Jesus beijava Maria Madalena:
Segundo o apócrifo de Felipe, Jesus beijava Madalena na boca. Jacir afirma que os documentos pesquisados apontam para grande ciúme dos discípulos em relação a esse amor. E ainda explica que o beijo, na visão semita, tem sentido de comunicar o espírito, o saber. Por outro lado, concorda que Jesus poderia ter beijado Maria Madalena em outro sentido. “Onde está o problema?”, questiona Frei Jacir. Este seria, assim, um Jesus mais humano e, por isso, divino, afirma.

Pedro e as mulheres:
O líder maior nos textos canônicos é Pedro. Mas nos apócrifos, é visto como um homem que tem aversão às mulheres. “Não chega a ser uma questão de homossexualismo, mas de raiva, de ser intolerante com as mulheres”, afirma frei Jacir. No evangelho Pistis Sofia, Pedro fala com Cristo, pedindo a expulsão de Madalena. Para ele, Madalena conversava demais, impedindo que outros também falassem. Ela, por sua vez, diz a Cristo que também não mais suporta Pedro e que ele detesta o sexo oposto. O ódio de Pedro às mulheres é um dos pontos mais polêmicos dos novos estudos. No evangelho de Tomé, Jesus chega a dizer ironicamente a Pedro que faria Madalena transformar-se homem para que ela pudesse entrar no reino.

Não existe pecado:
O dogma de que os seres humanos já nascem com pecado original foi formado pela Igreja ao longo da história. O estudo desses textos indica que o homem nasce, de fato, puro. “Depois, com o tempo, conforme nossas práticas, é que chegamos a uma situação pecaminosa”, conta frei Jacir. Em uma conversa entre Madalena e Pedro, no Evangelho de Maria Madalena, que não está na Bíblia, ela diz que o Mestre revelou: “Não há pecado.” Além de não adotar o que diz Madalena, a Bíblia e a própria igreja insistiu muito no pecado moral, se esquecendo dos pecados sociais. “Somos nós que fazemos existir o pecado, quando agimos conforme a nossa natureza adúltera”, diz o evangelho de Maria Madalena. Entre os cristãos havia a discussão sobre o pecado. Mais tarde, a idéia do pecado original ganhou força de dogma de fé: quando uma pessoa nasce já estará concebida em pecado. “Os antigos até ensinavam que quando uma criança morria sem ser batizada, ela vomitaria o leite do pecado que a sua mãe lhe havia oferecido. Que absurdo! Uma criança não pode nascer em pecado. Ela é totalmente graça. Pecado original entendido desse jeito só pode ser original na cabeça de quem o inventou.

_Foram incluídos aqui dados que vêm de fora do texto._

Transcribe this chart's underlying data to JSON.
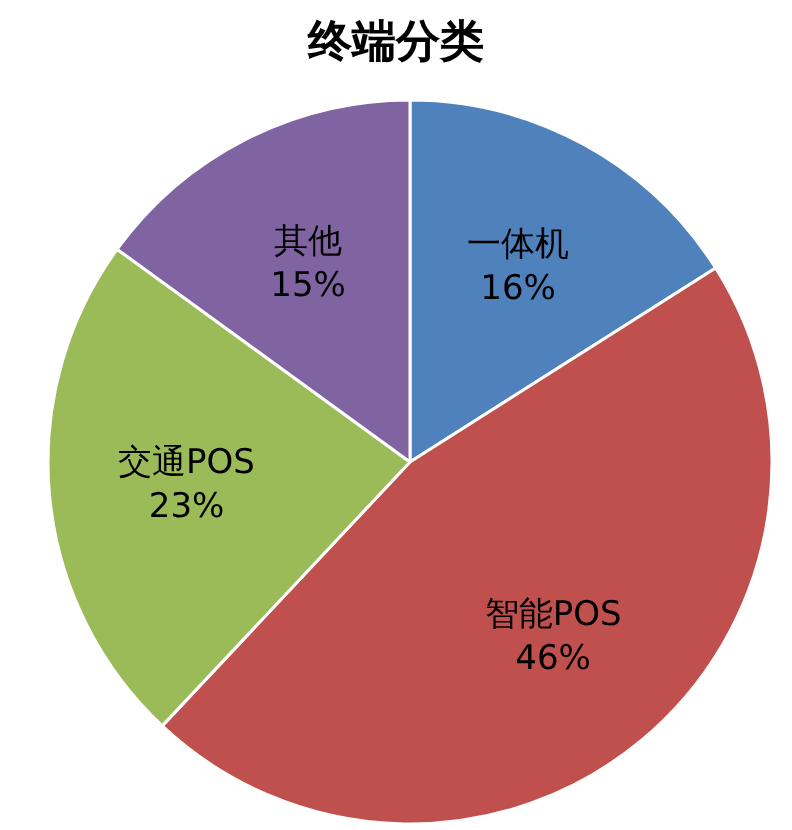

Tomé apresenta um Jesus revolucionário:
Nos evangelhos canônicos, Tomé é aquele que não acreditou, por não ter uma fé suficiente. Nos apócrifos, Tomé recebe ensinamentos secretos de Jesus e não os revela aos discípulos. Seu evangelho alternativo apócrifo traz duas novidades: a dimensão mística do cristão, influenciada pelo gnosticismo, e a visão revolucionária do projeto de Jesus. Por exemplo, a parábola do semeador também está em Tomé, mas não a sua interpretação, isto é, a alegoria.